Отодвинув одну из занавесей, мы вошли и очутились в огромном зале; длинная толстая коньковая балка тянулась на высоте добрых сорока футов от земли; с нее свисали бахромчатые циновки и кисти. Со всех сторон стояли диваны из положенных одна на другую циновок. Тут и там легкие ширмы отгораживали укромные уголки, где группы придворных — исключительно женщин — полулежали за вечерней трапезой.
Когда мы приблизились, жужжание разговоров повсюду прекратилось, и дамы выслушали какие-то кабалистические слова сопровождавшей нас девушки, произнесенные ею в объяснение нашего появления среди них.
Зрелище было странное; но больше всего удивила нас нелепая коллекция очень ценных вещей, привезенных со всех концов света. Они лежали бок о бок с самыми грубыми местными изделиями без всякого намека на какой-нибудь порядок.
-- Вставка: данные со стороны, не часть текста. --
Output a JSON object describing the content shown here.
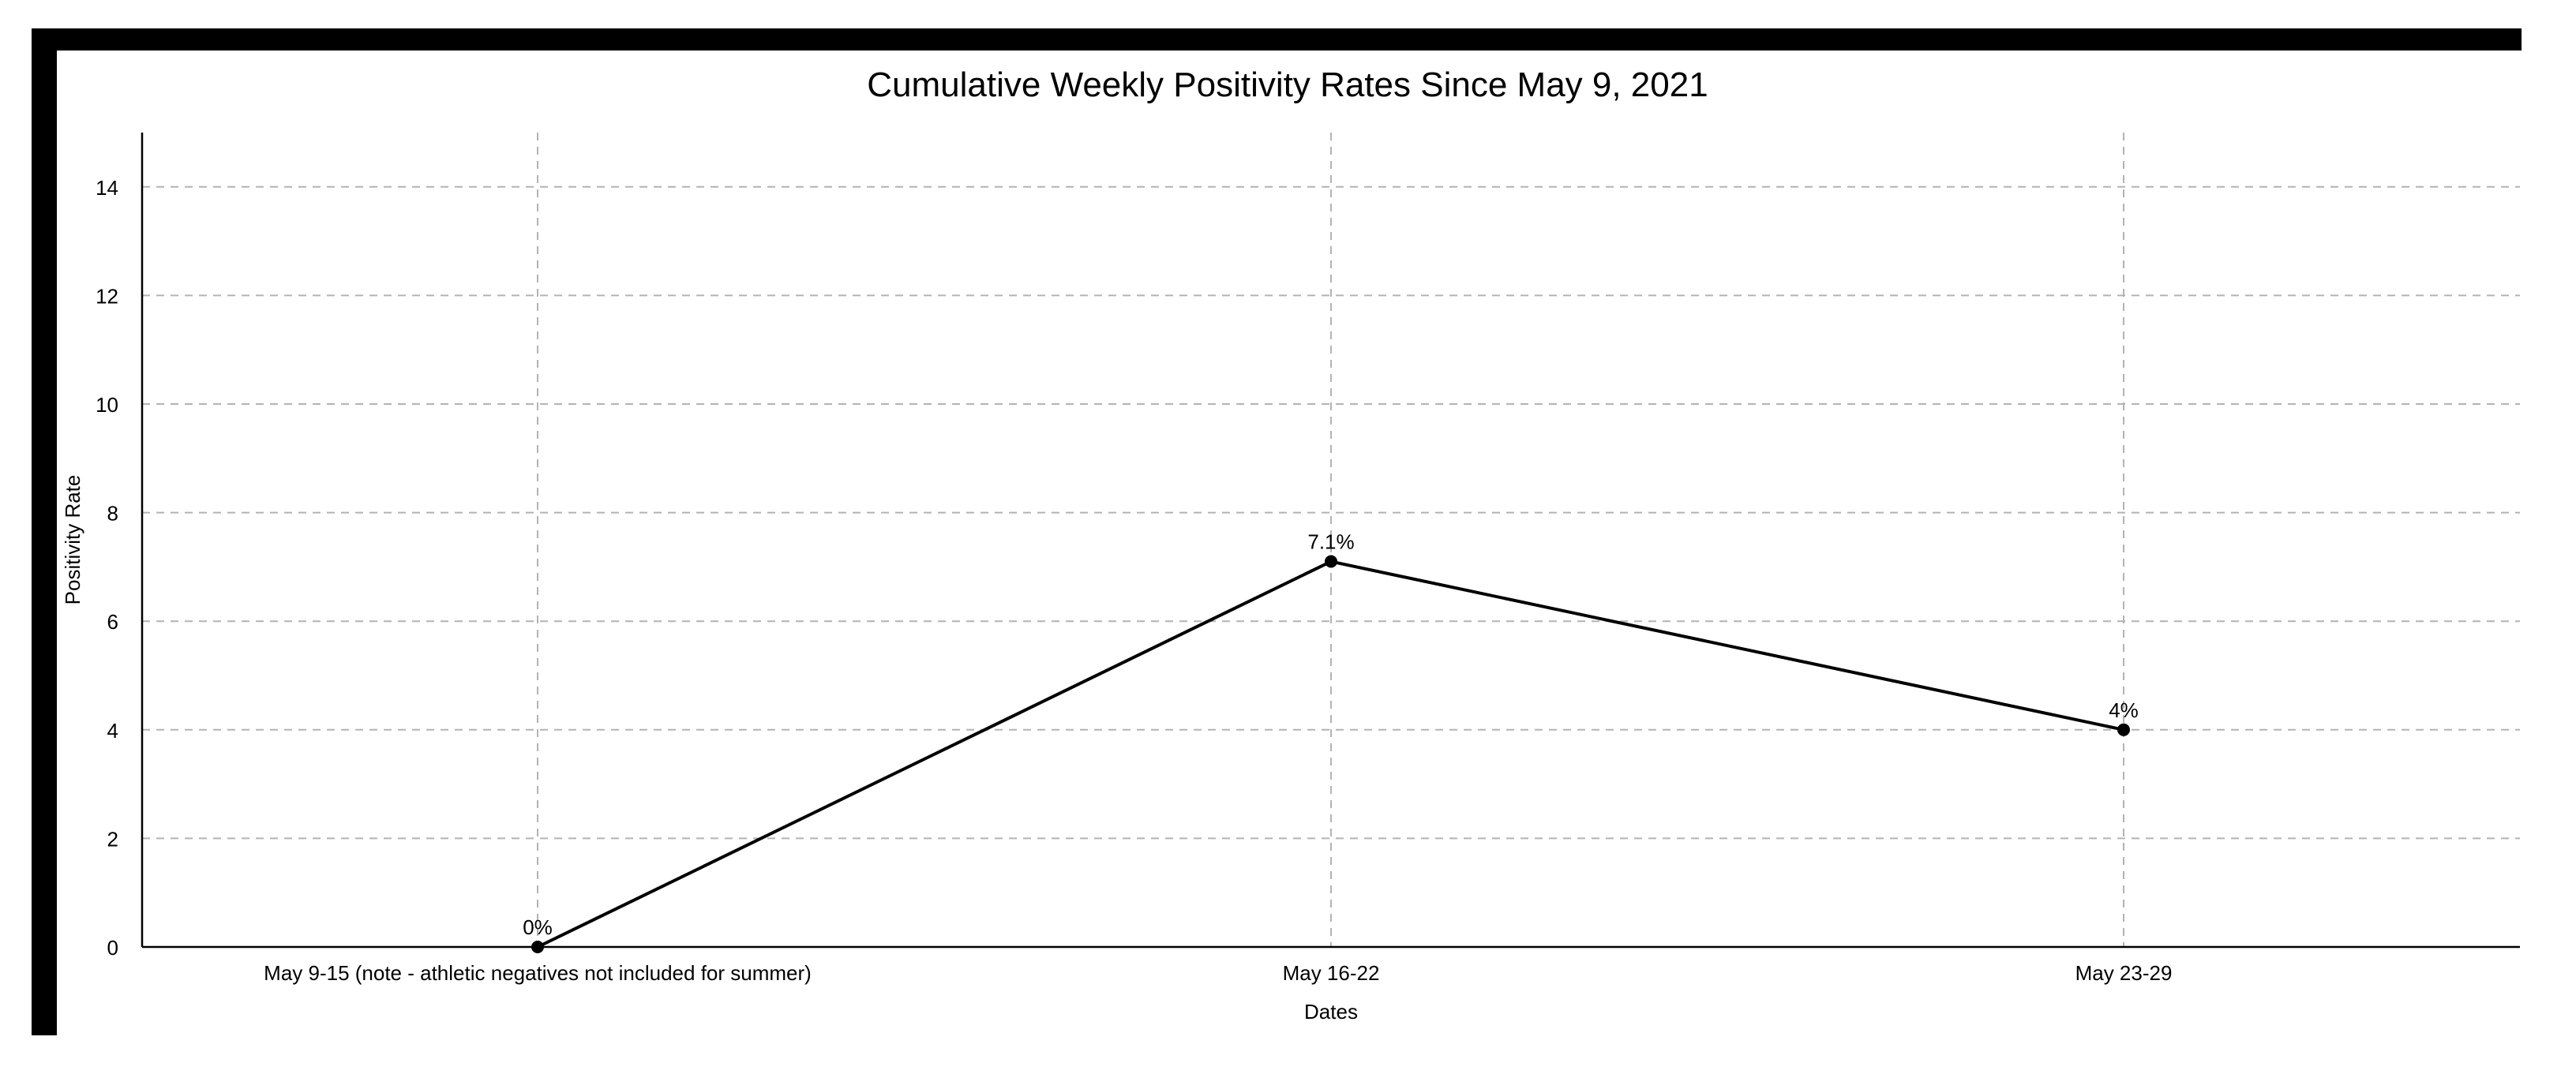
{
  "colors": {
    "background": "#ffffff",
    "frame": "#000000",
    "line": "#000000",
    "grid": "#b3b3b3",
    "text": "#000000"
  },
  "chart_data": {
    "type": "line",
    "title": "Cumulative Weekly Positivity Rates Since May 9, 2021",
    "xlabel": "Dates",
    "ylabel": "Positivity Rate",
    "categories": [
      "May 9-15 (note - athletic negatives not included for summer)",
      "May 16-22",
      "May 23-29"
    ],
    "values": [
      0,
      7.1,
      4
    ],
    "data_labels": [
      "0%",
      "7.1%",
      "4%"
    ],
    "ylim": [
      0,
      15
    ],
    "yticks": [
      0,
      2,
      4,
      6,
      8,
      10,
      12,
      14
    ],
    "ytick_labels": [
      "0",
      "2",
      "4",
      "6",
      "8",
      "10",
      "12",
      "14"
    ],
    "grid": true,
    "grid_style": "dashed",
    "legend": "none"
  }
}
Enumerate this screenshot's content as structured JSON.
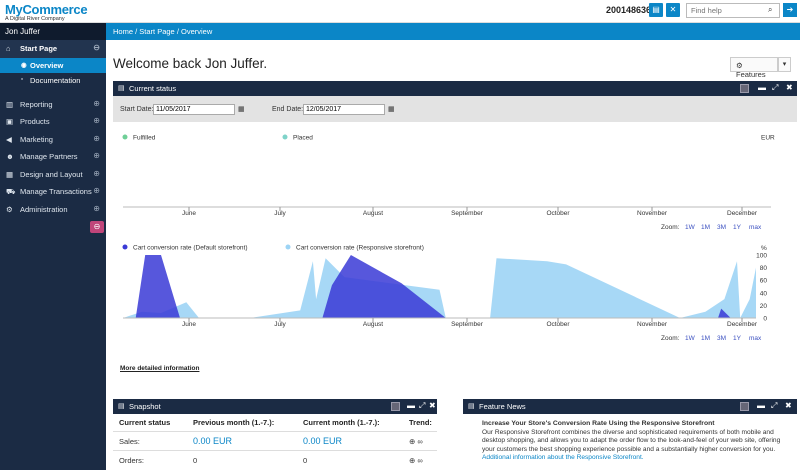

Великолепные шкатулки розового дерева, инкрустированные серебром и перламутром, графины и бокалы граненого стекла, множество чеканной серебряной посуды, позолоченные канделябры, наборы глобусов и готовален, тончайший фарфор, богато отделанные сабли и охотничьи ружья, кружевные шляпы и всевозможные роскошные одеяния, множество других европейских товаров — все это было раскидано вперемежку с неуклюжими тыквенными бутылями, наполовину наполненными «пои», свертками старой таппы и циновок, веслами и острогами и обычной мебелью таитянских жилищ.